If you walk into almost any high school in the United States right now, you’ll notice that something has changed. It happened quietly, without a report or policy memo. When students sit down with their laptops and type a few words into a browser tab that isn’t the school’s learning portal, a full paragraph shows up right away. There was no rule that said this was okay. Also, no one really said it wasn’t. This is where American education is right now: that gap, that long, cold silence.
Based on surveys done between June 2024 and June 2025, new research from the College Board backs up what many teachers have already thought for a while. The number of high school students who use generative AI tools for schoolwork went up from 79% to 84% in just four months, from January to May 2025. That’s no longer a weird trend. That’s most of a generation.
It all revolves around ChatGPT. As of May 2025, almost seven out of ten high school students said they used it for homework and assignments. They use it to come up with ideas, edit papers, and find sources. Some people are writing things on it that they used to write themselves. Sometimes it’s hard to tell the difference between help and replacement, and a lot of students might not be looking for it.
Why is this strange? Because adults in the system can’t agree on how to feel about any of it. Data from the College Board shows that more than 85% of school administrators think it is really helpful for students to learn how to use AI. At the same time, those same administrators—principals, AP coordinators, and teachers—are becoming very worried about academic honesty and whether or not students are really learning the basic skills they’ll need later on. Most schools are stuck in a contradiction they can’t get out of.

To be honest, policy is a mess. A little over half of principals say their schools have not blocked any generative AI tools on school networks. About two out of five schools or districts don’t let students use it, but it’s clear that they do anyway, from their own devices, on their own time, and often in ways that no one is watching.
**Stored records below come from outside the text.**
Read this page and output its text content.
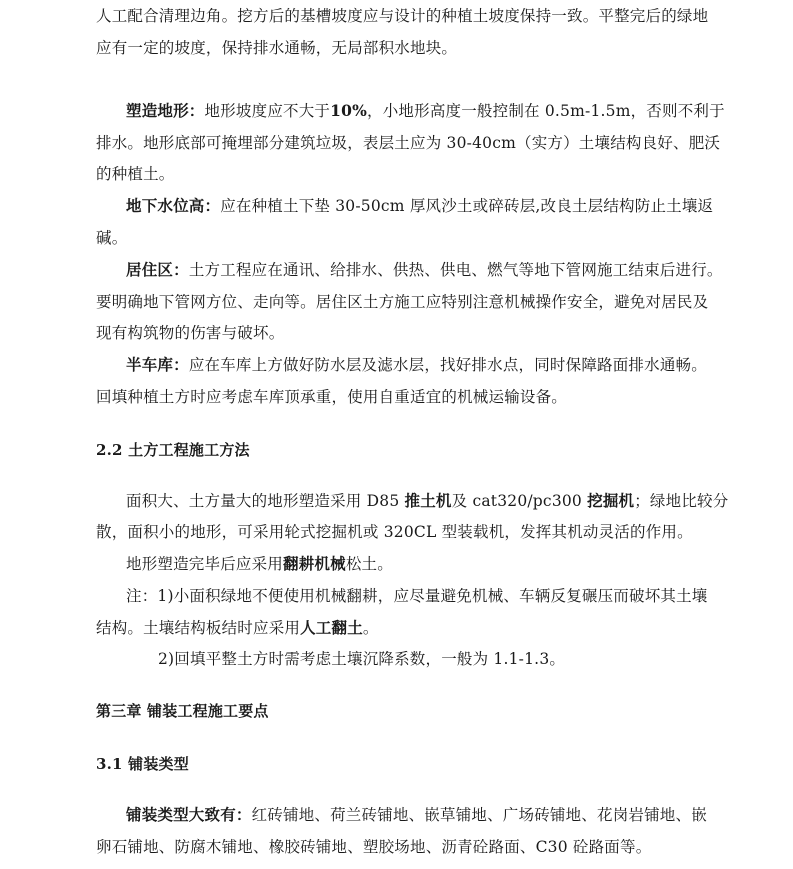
人工配合清理边角。挖方后的基槽坡度应与设计的种植土坡度保持一致。平整完后的绿地
应有一定的坡度，保持排水通畅，无局部积水地块。
塑造地形：地形坡度应不大于10%，小地形高度一般控制在 0.5m-1.5m，否则不利于
排水。地形底部可掩埋部分建筑垃圾，表层土应为 30-40cm（实方）土壤结构良好、肥沃
的种植土。
地下水位高：应在种植土下垫 30-50cm 厚风沙土或碎砖层,改良土层结构防止土壤返
碱。
居住区：土方工程应在通讯、给排水、供热、供电、燃气等地下管网施工结束后进行。
要明确地下管网方位、走向等。居住区土方施工应特别注意机械操作安全，避免对居民及
现有构筑物的伤害与破坏。
半车库：应在车库上方做好防水层及滤水层，找好排水点，同时保障路面排水通畅。
回填种植土方时应考虑车库顶承重，使用自重适宜的机械运输设备。
2.2 土方工程施工方法
面积大、土方量大的地形塑造采用 D85 推土机及 cat320/pc300 挖掘机；绿地比较分
散，面积小的地形，可采用轮式挖掘机或 320CL 型装载机，发挥其机动灵活的作用。
地形塑造完毕后应采用翻耕机械松土。
注：1)小面积绿地不便使用机械翻耕，应尽量避免机械、车辆反复碾压而破坏其土壤
结构。土壤结构板结时应采用人工翻土。
2)回填平整土方时需考虑土壤沉降系数，一般为 1.1-1.3。
第三章 铺装工程施工要点
3.1 铺装类型
铺装类型大致有：红砖铺地、荷兰砖铺地、嵌草铺地、广场砖铺地、花岗岩铺地、嵌
卵石铺地、防腐木铺地、橡胶砖铺地、塑胶场地、沥青砼路面、C30 砼路面等。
Only about 13% of schools actively encourage all of their classes to use AI. Another 16% leave it up to each teacher individually. As a result, two students in the same building who are sitting in classes next to each other are following totally different rules.
Talking to people who work in education makes me think that the students have already decided whether something should be banned or allowed. There was a strong message sent when New York City and Los Angeles school districts blocked ChatGPT from their networks in 2023. But when they got home, the students opened their own laptops and continued to use them. You can’t stop an idea or a habit just because you block a website on school Wi-Fi. It just takes it off campus and out of sight.
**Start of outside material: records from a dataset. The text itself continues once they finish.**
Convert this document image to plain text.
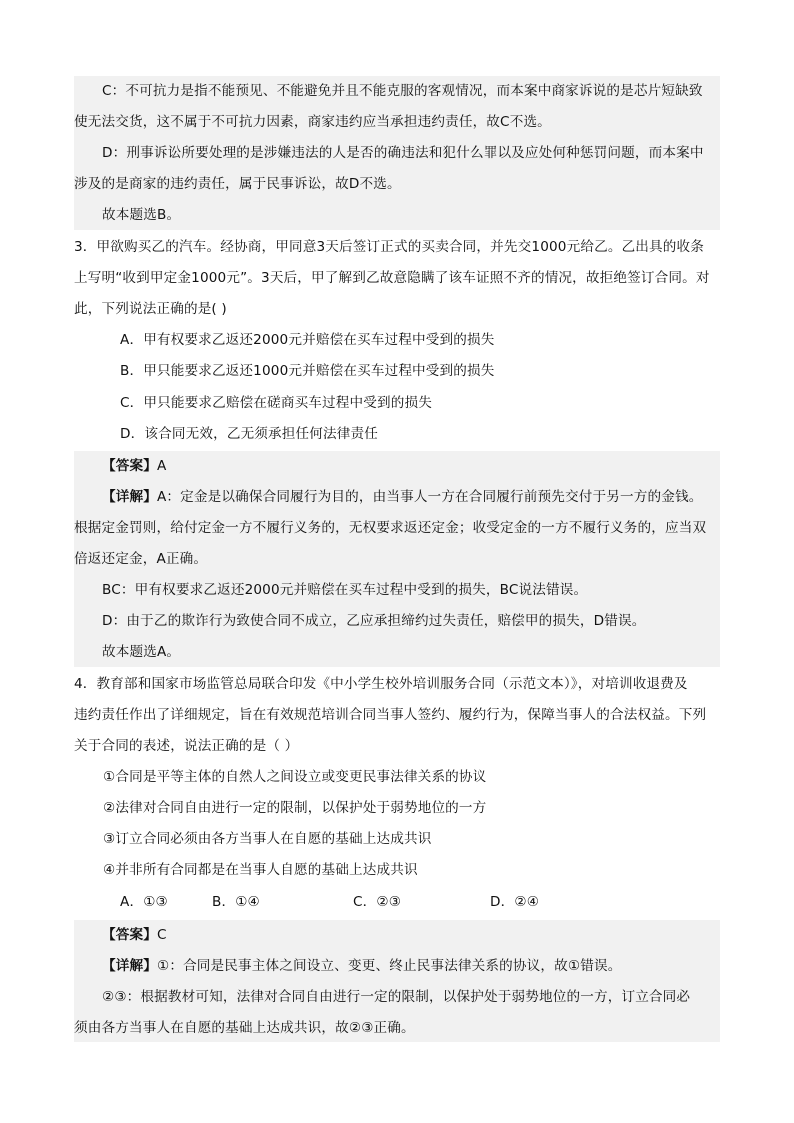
C：不可抗力是指不能预见、不能避免并且不能克服的客观情况，而本案中商家诉说的是芯片短缺致
使无法交货，这不属于不可抗力因素，商家违约应当承担违约责任，故C不选。
D：刑事诉讼所要处理的是涉嫌违法的人是否的确违法和犯什么罪以及应处何种惩罚问题，而本案中
涉及的是商家的违约责任，属于民事诉讼，故D不选。
故本题选B。
3．甲欲购买乙的汽车。经协商，甲同意3天后签订正式的买卖合同，并先交1000元给乙。乙出具的收条
上写明“收到甲定金1000元”。3天后，甲了解到乙故意隐瞒了该车证照不齐的情况，故拒绝签订合同。对
此，下列说法正确的是( )
A．甲有权要求乙返还2000元并赔偿在买车过程中受到的损失
B．甲只能要求乙返还1000元并赔偿在买车过程中受到的损失
C．甲只能要求乙赔偿在磋商买车过程中受到的损失
D．该合同无效，乙无须承担任何法律责任
【答案】A
【详解】A：定金是以确保合同履行为目的，由当事人一方在合同履行前预先交付于另一方的金钱。
根据定金罚则，给付定金一方不履行义务的，无权要求返还定金；收受定金的一方不履行义务的，应当双
倍返还定金，A正确。
BC：甲有权要求乙返还2000元并赔偿在买车过程中受到的损失，BC说法错误。
D：由于乙的欺诈行为致使合同不成立，乙应承担缔约过失责任，赔偿甲的损失，D错误。
故本题选A。
4．教育部和国家市场监管总局联合印发《中小学生校外培训服务合同（示范文本）》，对培训收退费及
违约责任作出了详细规定，旨在有效规范培训合同当事人签约、履约行为，保障当事人的合法权益。下列
关于合同的表述，说法正确的是（ ）
①合同是平等主体的自然人之间设立或变更民事法律关系的协议
②法律对合同自由进行一定的限制，以保护处于弱势地位的一方
③订立合同必须由各方当事人在自愿的基础上达成共识
④并非所有合同都是在当事人自愿的基础上达成共识
A．①③	B．①④	C．②③	D．②④
【答案】C
【详解】①：合同是民事主体之间设立、变更、终止民事法律关系的协议，故①错误。
②③：根据教材可知，法律对合同自由进行一定的限制，以保护处于弱势地位的一方，订立合同必
须由各方当事人在自愿的基础上达成共识，故②③正确。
If you pay close attention, something more subtle is what worries experienced teachers more than cheating. One half of high school students aren’t sure if the pros of AI outweigh the cons or if they don’t. They’re stuck in a state of ambivalence, which might be the most honest answer. They are working with a tool that they don’t fully understand for an organization that doesn’t fully understand it either. One day, people will expect them to know the difference between thinking and outsourcing.
Still, it’s not clear if this time makes a generation smarter or just more capable by giving them better tools to fill in the gaps. They’re not the same. As American schools still deal with tight budgets, a lack of teachers, and gaps in their facilities, they are being asked to answer this question right now, without a guide.
The classroom after ChatGPT is definitely not coming. It’s already here, and it’s running on questions, trials, and a lot of emails that haven’t been answered between administrators and curriculum teams. That was something the kids knew before the adults did. Often, they do.